5) American Sniper (2014)
The ending of American Sniper, perhaps more than any other movie on this list, can only be understood through the film’s beginnings, the stages even before Warner Brothers – having passed on the idea three times already – agreed with Bradley Cooper that he could produce a film about US Navy Seal sniper Chris Kyle.
Jason Hall, the movie’s screenwriter, had heard about Kyle through a friend who knew him. Interested in writing a script from Kyle’s autobiography, American Sniper: The Autobiography of the Most Lethal Sniper in U.S. Military History, Hall decided that the most effective thing to do would be to talk to Kyle himself. So Hall packed himself off down to Texas, where Kyle and a group of his friends were on a hunting trip.
Intimidated and completely out of his depth among this group of over fifty US Rangers, Hall eventually found himself being dragged into a fight by one of said Rangers. Having done some wrestling in high school, Hall managed to get the Ranger into a headlock (!!), and threw him on the ground. Kyle’s attention – and respect – was duly won, and he agreed to talk with Hall about the script. Hall recalls how haunted Kyle seemed, how the war was still so evident in his eyes and manner. But when his wife Taya and their children came to visit, Hall saw Kyle’s face change. That, he says, is the moment that he knew there was a real story here.
But it wasn’t to be the story that Hall was imagining. After ten months of getting to know Chris and his family, Hall was finally ready to turn in the script to Warner Brothers. On the 1st February, 2013, Hall gave in the draft, and texted Kyle to let him know. Kyle replied, “Hope your work’s good dude. Good luck.” Hall then rang Cooper to tell him that the script had been submitted.
The following morning, Hall received a call from a Ranger friend of Kyle’s, informing him that Kyle had been shot earlier that day on a shooting range in Texas, where he and fellow veteran Chad Littlefield – who was also shot– had been working with a younger veteran suffering from PTSD. Both men died instantly.
For a week, Hall, Cooper and director Clint Eastwood were at a loss.
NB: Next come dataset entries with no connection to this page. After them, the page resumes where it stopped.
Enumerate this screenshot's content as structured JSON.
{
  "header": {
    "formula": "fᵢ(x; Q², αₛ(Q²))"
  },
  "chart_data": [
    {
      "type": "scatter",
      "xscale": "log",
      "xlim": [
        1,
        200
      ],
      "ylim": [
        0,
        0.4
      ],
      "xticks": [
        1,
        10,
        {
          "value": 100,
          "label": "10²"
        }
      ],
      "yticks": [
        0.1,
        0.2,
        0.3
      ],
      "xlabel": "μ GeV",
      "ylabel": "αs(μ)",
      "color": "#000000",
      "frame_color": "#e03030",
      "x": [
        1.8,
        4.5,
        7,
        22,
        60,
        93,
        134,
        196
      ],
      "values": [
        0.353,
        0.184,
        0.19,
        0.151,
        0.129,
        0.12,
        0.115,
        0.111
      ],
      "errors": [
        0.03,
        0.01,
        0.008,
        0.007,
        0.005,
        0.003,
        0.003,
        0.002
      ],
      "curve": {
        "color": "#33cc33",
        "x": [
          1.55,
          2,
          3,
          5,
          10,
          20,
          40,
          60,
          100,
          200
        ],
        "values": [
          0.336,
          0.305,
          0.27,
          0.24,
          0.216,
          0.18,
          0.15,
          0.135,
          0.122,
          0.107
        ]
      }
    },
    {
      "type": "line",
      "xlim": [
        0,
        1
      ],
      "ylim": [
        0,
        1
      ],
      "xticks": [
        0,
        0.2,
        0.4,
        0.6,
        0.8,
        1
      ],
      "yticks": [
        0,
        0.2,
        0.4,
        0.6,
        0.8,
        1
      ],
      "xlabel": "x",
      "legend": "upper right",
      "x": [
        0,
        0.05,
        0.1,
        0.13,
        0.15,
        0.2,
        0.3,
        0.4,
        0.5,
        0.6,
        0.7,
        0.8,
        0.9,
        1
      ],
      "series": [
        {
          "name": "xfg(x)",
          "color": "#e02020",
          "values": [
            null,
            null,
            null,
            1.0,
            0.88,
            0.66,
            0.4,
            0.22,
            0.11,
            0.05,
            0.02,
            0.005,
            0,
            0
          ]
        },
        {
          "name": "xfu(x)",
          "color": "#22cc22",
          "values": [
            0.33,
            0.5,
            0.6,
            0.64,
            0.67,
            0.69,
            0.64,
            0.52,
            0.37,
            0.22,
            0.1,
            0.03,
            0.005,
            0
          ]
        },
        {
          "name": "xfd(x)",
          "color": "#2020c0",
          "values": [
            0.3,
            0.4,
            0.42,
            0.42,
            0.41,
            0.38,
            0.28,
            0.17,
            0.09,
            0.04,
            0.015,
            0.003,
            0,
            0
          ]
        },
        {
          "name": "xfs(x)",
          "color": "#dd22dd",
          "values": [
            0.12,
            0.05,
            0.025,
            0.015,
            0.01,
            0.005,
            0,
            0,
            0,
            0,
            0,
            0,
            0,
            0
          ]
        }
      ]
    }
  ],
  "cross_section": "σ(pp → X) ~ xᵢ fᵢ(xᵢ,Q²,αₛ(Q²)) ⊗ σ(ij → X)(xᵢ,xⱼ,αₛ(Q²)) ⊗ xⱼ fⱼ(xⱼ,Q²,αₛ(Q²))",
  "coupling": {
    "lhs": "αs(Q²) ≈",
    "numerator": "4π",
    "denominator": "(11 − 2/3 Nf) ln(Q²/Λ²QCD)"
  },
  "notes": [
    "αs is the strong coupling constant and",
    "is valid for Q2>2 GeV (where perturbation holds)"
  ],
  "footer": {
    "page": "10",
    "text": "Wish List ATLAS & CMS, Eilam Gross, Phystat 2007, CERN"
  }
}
Warner Brothers had only agreed to make the movie if Cooper was in the role of Kyle, and Cooper had already started his gruelling physical, vocal, and military equipment training. Cooper never met Kyle in person (he didn’t have the chance) but he had been studying him constantly on video, absorbing his mannerisms, voice, and characteristics: He describes how on the morning Kyle died, he woke up “knowing that Chris was gone.” “I just knew it,” Cooper recalls, “he was just gone from me…I could just feel it – that he wasn’t there.”
Then, seven days after Kyle’s death, Taya called Hall. She told him that this film was going to be an enormous part of how the children remembered their father, and that they had “better do it right.” Hall redrafted the entire script, and he, Cooper and Eastwood went immediately to Texas to meet with Taya and the children. What had started as a straight forward movie project was now something else entirely. The filmmakers had to develop a film that would be honest to Kyle both as a person – as a husband and father – and as a military man, and that would draw attention to his life while now also honouring his death.
Along with Taya, Cooper watched hour after hour of home videos of Chris – at Thanksgivings, Christmases and birthdays – and listened to Kyle’s voice on recordings throughout his daily six hour work outs. Clint Eastwood brought to the project his own deft ability to convey grit and emotional or situational intensity without overworking a scene. But eventually, as hard as the American Sniper cast and crew worked to bring Kyle back to life throughout the film, there was no better justice they could give to the end of Kyle’s story than to show the actual reality.
Rather then, than including a death scene, and a recreation of the funeral – which could easily have come across in poor taste –the film ends on February 2nd, 2013, the day that Kyle left for the shooting range, showing him to be a man who has finally made it back to his home and family.
Only one, simple, on-screen subtitle outlines what happened later on that day. The screen then cuts to the real footage of Kyle’s funeral. This shows thousands upon thousands of people lining the road as the funeral procession moves past, Kyle’s coffin adorned with the flag of the country that he worked so hard to protect and paid such a high price for. We see the coffin again – this time studded with hundreds of Navy Seal badges, that comrades of the dead would push into the coffin lids as a mark of honour and respect– and the thousands more people that attended his memorial service at the stadium of his beloved Cowboys.
In some ways, using this footage was an excellent direction move – wise, sensitive and profound. But ultimately, it involved no direction at all: Eastwood, Cooper, and Hall created a brilliant representation of this complicated man – but, as they rightly recognized, the end of his story tells itself.